Caregiving for a family member can be time-consuming and emotionally draining. It can be financially draining, too.
About 48 million Americans provide care without pay to an adult family member or friend, and they do so for an average of nearly 24 hours per week, according to the "Caregiving in the U.S. 2020" report by AARP and the National Alliance for Caregiving (NAC).
Another AARP study issued in June 2021 found that 78 percent of family caregivers regularly incur out-of-pocket costs caring for a loved one, with the average annual expenditure topping $7,200.
That unpaid and often expensive commitment can make it hard for caregivers to make ends meet. Twenty-eight percent say they have stopped saving money, and 23 percent have taken on more debt, the AARP/NAC study found. Growing awareness of this financial burden has fueled a national conversation around issues like paid leave and even outright payment for family caregivers.
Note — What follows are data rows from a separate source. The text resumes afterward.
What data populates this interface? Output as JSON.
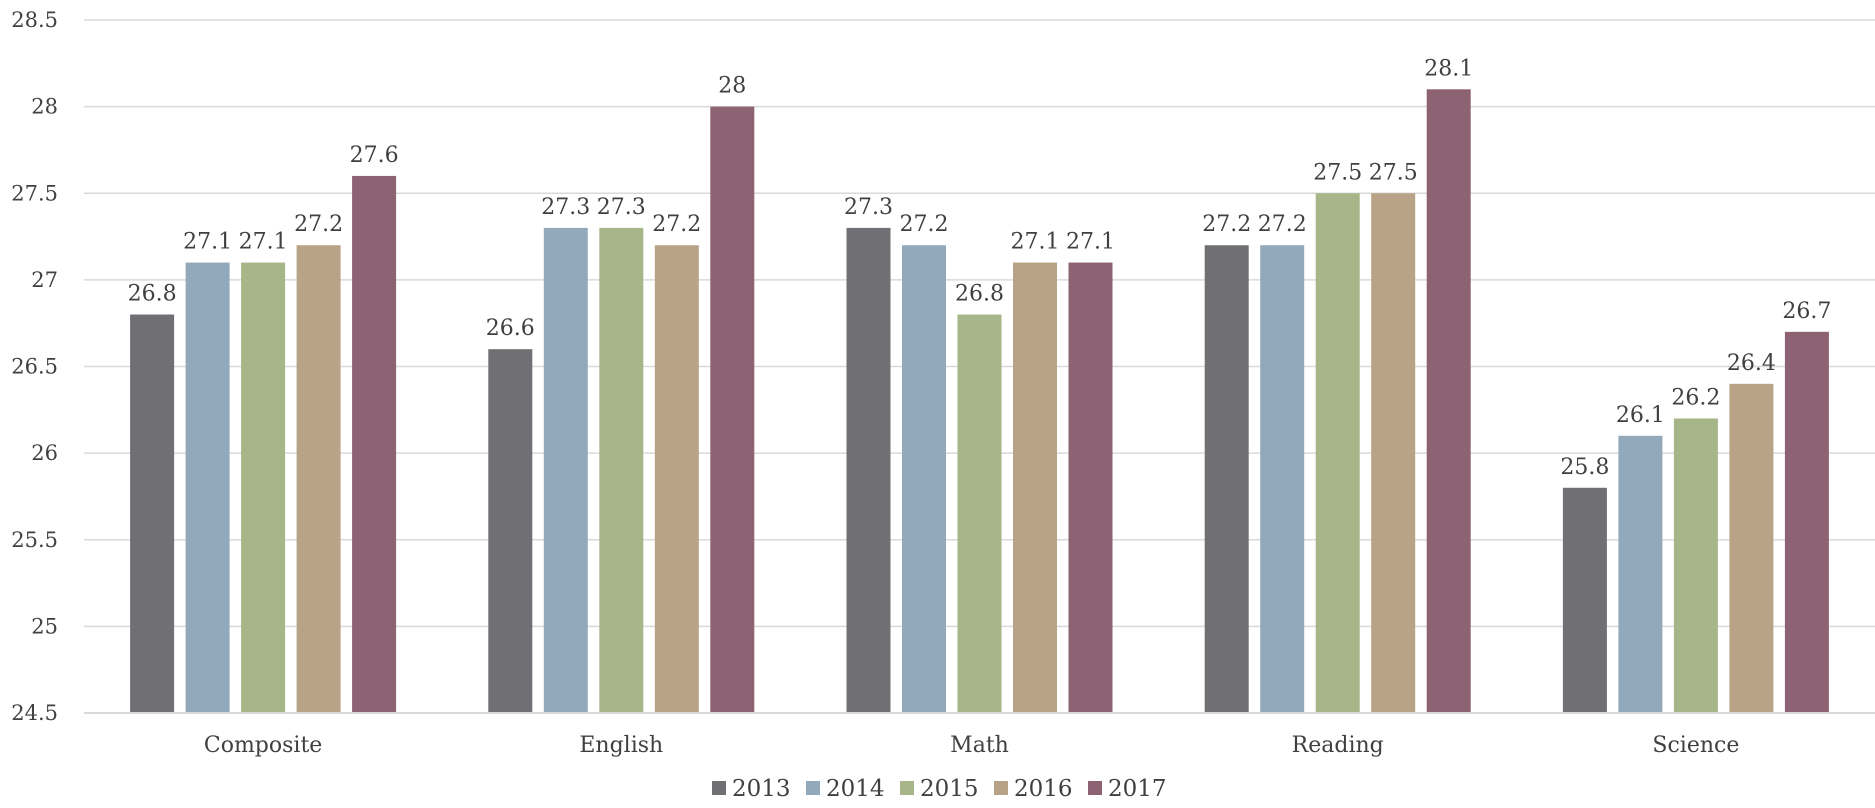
{
  "chart_data": {
    "type": "bar",
    "categories": [
      "Composite",
      "English",
      "Math",
      "Reading",
      "Science"
    ],
    "series": [
      {
        "name": "2013",
        "color": "#706f74",
        "values": [
          26.8,
          26.6,
          27.3,
          27.2,
          25.8
        ]
      },
      {
        "name": "2014",
        "color": "#91a9ba",
        "values": [
          27.1,
          27.3,
          27.2,
          27.2,
          26.1
        ]
      },
      {
        "name": "2015",
        "color": "#a6b688",
        "values": [
          27.1,
          27.3,
          26.8,
          27.5,
          26.2
        ]
      },
      {
        "name": "2016",
        "color": "#b8a386",
        "values": [
          27.2,
          27.2,
          27.1,
          27.5,
          26.4
        ]
      },
      {
        "name": "2017",
        "color": "#8d6272",
        "values": [
          27.6,
          28,
          27.1,
          28.1,
          26.7
        ]
      }
    ],
    "ylim": [
      24.5,
      28.5
    ],
    "yticks": [
      "24.5",
      "25",
      "25.5",
      "26",
      "26.5",
      "27",
      "27.5",
      "28",
      "28.5"
    ],
    "grid": true,
    "legend": "bottom",
    "title": "",
    "xlabel": "",
    "ylabel": ""
  }
}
Your chances of getting paid to be a family caregiver are best if you are caring for a U.S. military veteran or for someone eligible for Medicaid, but other possibilities exist.
For Medicaid recipients
All 50 states and the District of Columbia offer self-directed Medicaid services for long-term care.
These programs let states grant waivers that allow qualified individuals to manage their own long-term home-care services, as an alternative to the traditional model where services are managed by an agency. In some states, that can include hiring a family member to provide care.
Benefits, coverage, eligibility and rules differ from state to state.
Some programs pay family caregivers but exclude spouses and legal guardians. Others will pay care providers only if they do not live in the same house as the care recipient.
Program names also vary. What is called Consumer Directed Care in one state might be called Participant-Directed Services, In-Home Supportive Services or Cash and Counseling in another. Contact your state Medicaid program to ask about its options or to start the sign-up process.
Enrolling in self-directed care involves the following steps:
• Assessment. Your loved one — with assistance if desired or needed — is assessed for capacities, need, preferences, risks and strength as the Centers for Medicare & Medicaid Services requires.
• Planning. Your family member and any chosen representatives create a written service plan detailing the daily living assistance required. Areas may include bathing, dressing, feeding, helping with light housekeeping and laundry, managing medications, moving from bed to wheelchair, preparing meals, shopping, supervising activities and transporting to appointments. Contingency plans should be available for coverage when the care provider is off and instructions for fill-in caregivers should address risks.
• Budgeting. If the assessment shows need, a budget for goods and services will be provided.
• Selection. When the care plan is set, the care recipient, or a surrogate if needed, chooses a caregiver.